Naturally, the main regulator of EPO production is HIF-1a, which was discovered during the study of EPO regulation. However, it has now been shown that HIF-2a also participates in the regulation of erythropoiesis in both the liver and kidneys, but its formation is more pronounced in the liver. However, it has now been shown that HIF-2a also participates in the regulation of erythropoiesis in both the liver and kidneys, but its formation is more pronounced in the liver [20,23].

HIF and iron are known to interact via iron-regulated proteins (IRP's): IRP-1 and IRP-2. IRP's post-transcriptionally regulate the expression of iron metabolism proteins by binding them to the matrix RNA (mRNA) of iron–regulated elements (IRE's). When the iron reserves in the cell are depleted, the IRP-IRE complex prevents sequestration of the transferrin receptor and thereby enhances the capture of iron by the cell; with sufficient iron in the cell, the IRP-IRE complex is inactivated, undergoes protosomal degradation and iron is not absorbed. It is important to note that PHD is included in the degradation pathway of this complex – the same enzyme as in the hydroxylation of HIF [11]. In addition, it was found that HIF-2a is also posttranslationally regulated by the IRP-IRE complex. It is shown that in iron deficiency HIF-2a is included in the control mechanism according to the feedback principle to limit the production of EPO in order to prevent the development of even deeper iron deficiency [10].

HIF also plays an important role in physiological processes at the level of whole organs: during lung ventilation, in the work of the heart, etc. Hypoxia can be caused by rising to a great height, which is accompanied by significant changes in the level of physiological reactions and is accompanied by HIF activation [12].
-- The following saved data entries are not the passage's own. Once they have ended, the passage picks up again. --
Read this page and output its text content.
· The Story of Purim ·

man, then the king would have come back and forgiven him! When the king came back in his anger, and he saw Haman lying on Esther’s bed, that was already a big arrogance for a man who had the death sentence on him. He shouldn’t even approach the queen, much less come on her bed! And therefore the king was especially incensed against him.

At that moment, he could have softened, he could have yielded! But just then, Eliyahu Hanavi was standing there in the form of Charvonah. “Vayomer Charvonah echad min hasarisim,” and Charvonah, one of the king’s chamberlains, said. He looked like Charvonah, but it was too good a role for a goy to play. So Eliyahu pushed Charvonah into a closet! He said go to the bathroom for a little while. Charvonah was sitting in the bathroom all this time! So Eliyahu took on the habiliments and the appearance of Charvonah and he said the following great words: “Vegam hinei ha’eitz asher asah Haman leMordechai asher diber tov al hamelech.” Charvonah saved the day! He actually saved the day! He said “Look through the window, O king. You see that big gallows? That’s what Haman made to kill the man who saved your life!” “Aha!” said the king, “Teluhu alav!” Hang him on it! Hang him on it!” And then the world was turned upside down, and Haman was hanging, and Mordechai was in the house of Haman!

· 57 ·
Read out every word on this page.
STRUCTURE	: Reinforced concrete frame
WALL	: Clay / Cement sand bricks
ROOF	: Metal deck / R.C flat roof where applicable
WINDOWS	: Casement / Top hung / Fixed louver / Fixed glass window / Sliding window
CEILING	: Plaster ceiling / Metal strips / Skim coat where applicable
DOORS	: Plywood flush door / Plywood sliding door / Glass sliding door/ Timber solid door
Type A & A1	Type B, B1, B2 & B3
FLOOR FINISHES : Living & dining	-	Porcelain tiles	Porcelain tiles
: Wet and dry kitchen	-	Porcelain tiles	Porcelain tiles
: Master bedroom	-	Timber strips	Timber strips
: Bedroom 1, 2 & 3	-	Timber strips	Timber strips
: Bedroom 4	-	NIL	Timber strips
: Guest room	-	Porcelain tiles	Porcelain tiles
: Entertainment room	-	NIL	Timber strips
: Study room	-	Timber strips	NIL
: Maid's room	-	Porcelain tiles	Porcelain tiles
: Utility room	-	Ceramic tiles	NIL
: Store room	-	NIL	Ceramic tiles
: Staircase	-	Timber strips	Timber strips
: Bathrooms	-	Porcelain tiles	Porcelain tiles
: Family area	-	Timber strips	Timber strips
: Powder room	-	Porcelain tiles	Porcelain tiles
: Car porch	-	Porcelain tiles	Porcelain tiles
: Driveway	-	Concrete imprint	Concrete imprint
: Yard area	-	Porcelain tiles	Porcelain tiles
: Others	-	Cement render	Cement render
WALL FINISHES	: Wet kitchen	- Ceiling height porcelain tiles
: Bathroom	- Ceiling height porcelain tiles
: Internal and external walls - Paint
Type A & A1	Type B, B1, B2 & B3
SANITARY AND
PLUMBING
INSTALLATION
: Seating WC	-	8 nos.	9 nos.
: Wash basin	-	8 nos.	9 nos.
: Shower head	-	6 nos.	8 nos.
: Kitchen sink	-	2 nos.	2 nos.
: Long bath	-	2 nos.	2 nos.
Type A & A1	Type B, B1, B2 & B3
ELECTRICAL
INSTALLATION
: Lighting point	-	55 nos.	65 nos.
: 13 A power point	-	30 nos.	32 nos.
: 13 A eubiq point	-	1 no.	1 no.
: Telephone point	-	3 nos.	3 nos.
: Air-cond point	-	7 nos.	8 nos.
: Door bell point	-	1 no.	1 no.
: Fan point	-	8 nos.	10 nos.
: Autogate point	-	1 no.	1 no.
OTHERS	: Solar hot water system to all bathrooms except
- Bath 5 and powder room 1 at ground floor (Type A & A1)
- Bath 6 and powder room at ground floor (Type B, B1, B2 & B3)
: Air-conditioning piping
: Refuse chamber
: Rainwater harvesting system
The HIF factor is responsible for the formation of long-term adaptation to hypoxia, and therefore is a suitable target for pharmacological effects. The search for medicinal substances acting as inducers or inhibitors of its synthesis is an urgent direction in experimental pharmacology, since it allows not only to regulate the processes of adaptation to hypoxia, but also to treat cerebrovascular, cardiovascular, oncological and other diseases more effectively, in the genesis of which oxygen deficiency plays a leading role.